Since cupcakes are in small individual sections of the baking tin they cook much faster, taking about 10 to 15 minutes in a 180 C oven.
Nowadays, cupcakes can be masqueraded in a variety of ways with some ingenious icing techniques.
When cupcakes first came into popular use in the 19th century the same ingredients weren’t widely available to make innovative designs atop a humble fairy cake.
Sugar was an expensive ingredient in short supply compared to the present day, so people couldn’t be as inventive as putting mermaid tails, unicorns and emojis on top of their creations.
In recent years cupcakes have become incredibly fashionable in the food industry with whole bakeries opening up that only make cupcakes.

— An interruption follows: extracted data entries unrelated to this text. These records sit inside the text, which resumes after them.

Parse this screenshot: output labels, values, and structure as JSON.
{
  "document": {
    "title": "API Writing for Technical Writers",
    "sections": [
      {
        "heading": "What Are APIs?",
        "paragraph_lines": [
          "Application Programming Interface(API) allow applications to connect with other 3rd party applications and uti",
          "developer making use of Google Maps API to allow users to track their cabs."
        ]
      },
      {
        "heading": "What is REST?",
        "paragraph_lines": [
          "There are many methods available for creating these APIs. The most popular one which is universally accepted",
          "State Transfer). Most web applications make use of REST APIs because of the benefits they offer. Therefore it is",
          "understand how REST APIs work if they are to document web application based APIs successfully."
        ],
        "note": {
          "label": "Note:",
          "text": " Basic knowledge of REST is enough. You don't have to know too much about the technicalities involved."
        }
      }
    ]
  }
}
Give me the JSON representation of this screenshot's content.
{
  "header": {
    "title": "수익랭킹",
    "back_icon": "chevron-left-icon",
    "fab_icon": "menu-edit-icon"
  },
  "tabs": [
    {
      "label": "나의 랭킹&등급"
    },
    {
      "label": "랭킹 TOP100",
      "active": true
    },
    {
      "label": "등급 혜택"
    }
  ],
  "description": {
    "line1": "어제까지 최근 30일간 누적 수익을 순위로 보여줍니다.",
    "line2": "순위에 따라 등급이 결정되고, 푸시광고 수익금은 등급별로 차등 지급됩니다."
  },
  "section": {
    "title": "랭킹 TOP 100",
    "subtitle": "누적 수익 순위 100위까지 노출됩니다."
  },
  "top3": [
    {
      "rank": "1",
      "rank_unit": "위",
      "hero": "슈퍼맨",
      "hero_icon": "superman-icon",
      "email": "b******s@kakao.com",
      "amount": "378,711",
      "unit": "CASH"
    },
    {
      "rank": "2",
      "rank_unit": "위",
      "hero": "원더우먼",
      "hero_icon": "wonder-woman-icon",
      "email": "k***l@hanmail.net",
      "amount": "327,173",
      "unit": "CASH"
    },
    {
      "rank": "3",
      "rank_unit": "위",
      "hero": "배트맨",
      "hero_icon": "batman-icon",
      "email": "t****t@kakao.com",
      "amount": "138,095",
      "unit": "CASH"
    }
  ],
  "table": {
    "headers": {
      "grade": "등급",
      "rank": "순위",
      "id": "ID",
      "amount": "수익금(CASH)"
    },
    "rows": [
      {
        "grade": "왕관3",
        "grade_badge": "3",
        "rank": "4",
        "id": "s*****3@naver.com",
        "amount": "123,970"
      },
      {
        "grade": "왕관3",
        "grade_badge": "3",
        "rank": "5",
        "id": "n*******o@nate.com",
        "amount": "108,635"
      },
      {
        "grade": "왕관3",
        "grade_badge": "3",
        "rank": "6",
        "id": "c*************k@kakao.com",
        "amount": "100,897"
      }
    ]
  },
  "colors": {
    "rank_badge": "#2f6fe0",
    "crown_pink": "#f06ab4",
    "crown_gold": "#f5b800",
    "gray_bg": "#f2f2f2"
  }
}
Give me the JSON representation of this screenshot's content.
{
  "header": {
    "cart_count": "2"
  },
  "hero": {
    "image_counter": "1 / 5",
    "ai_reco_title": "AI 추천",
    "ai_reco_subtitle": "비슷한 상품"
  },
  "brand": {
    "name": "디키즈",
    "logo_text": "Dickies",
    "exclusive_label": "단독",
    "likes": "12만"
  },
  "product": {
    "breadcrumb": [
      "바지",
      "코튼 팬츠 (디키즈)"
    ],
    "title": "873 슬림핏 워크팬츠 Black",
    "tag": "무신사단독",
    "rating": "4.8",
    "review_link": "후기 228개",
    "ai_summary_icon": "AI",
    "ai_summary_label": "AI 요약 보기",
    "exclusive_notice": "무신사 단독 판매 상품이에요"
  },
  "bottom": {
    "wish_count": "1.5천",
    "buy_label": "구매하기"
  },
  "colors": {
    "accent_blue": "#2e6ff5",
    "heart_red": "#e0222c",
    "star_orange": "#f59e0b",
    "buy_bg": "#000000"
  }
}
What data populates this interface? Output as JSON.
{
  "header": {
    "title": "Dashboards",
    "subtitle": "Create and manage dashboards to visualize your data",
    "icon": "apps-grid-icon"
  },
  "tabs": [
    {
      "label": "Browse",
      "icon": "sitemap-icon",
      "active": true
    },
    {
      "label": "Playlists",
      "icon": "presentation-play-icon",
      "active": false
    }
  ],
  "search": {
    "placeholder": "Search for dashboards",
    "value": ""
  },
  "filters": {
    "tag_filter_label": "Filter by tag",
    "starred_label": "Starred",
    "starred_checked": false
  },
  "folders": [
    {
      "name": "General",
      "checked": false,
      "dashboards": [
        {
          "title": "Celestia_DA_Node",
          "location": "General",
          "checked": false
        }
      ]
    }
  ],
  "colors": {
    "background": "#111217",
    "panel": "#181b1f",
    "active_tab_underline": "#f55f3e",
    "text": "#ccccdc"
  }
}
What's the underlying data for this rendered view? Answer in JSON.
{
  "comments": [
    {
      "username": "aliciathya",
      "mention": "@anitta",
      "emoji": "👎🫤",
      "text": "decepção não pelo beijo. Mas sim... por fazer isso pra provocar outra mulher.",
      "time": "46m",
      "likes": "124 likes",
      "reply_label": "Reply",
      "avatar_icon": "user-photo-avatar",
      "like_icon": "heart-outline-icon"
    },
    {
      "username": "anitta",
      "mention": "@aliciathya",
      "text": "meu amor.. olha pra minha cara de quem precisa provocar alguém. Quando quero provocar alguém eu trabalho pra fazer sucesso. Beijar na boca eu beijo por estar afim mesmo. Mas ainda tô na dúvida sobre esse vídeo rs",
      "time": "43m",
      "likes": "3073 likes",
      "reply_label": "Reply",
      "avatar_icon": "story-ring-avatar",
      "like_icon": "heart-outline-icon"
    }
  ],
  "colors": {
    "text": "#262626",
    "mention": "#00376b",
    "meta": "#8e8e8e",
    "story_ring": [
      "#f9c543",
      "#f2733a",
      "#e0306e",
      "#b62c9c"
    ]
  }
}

Here is a simple cupcake recipe to get your baking started:
You will need:
- 250g (8oz) unsalted butter, softened
- 250g (8oz) caster sugar
- 250g (8oz) self-raising flour
- Pinch of salt
- 4 medium eggs
- 4 tablespoons milk
- 2 Cupcake tins, lined with cupcake cases.
What you need to do:
Preheat your oven to 190 C, gas 5.
Take the softened butter and beat until creamy.
Add the sugar, flour, salt, eggs, and milk and whisk until the mixture is smooth.
Spoon an even amount of cupcake mixture into each paper case, filling the case two-thirds of the way.
Bake the cupcakes in the preheated oven for 15 minutes, then swap the trays and bake for further 3- 7 minutes.
Remove from oven when the cupcakes are a light golden colour.
Leave the cupcakes to cool in the tins for a few minutes before safely removing from the tin to a wire rack.
You can then ice the cupcakes as you desire.
Some icing ideas:
Whip up some cream, add a spoon of Nutella and whip again once to combine -Voila: Chocolate hazelnut icing.
Make a buttercream icing by beating 140g (5oz) the butter in a large bowl until soft then add 140g (5oz) of icing sugar and beat until smooth. Then add another 140 g (5oz) of icing sugar with one tablespoon of milk and beat until creamy and smooth. You can add a dab of food colouring to the mixture for some colourful icing.
You could put some delicious chocolate ganache atop your buns by heating 235ml of double cream until it comes to the boil, then pour it over 250g of chocolate and whisk until combined. Allow cooling before using it on top of your cupcakes. If you want it to be fluffy wait until it has cooled slightly and whip it again.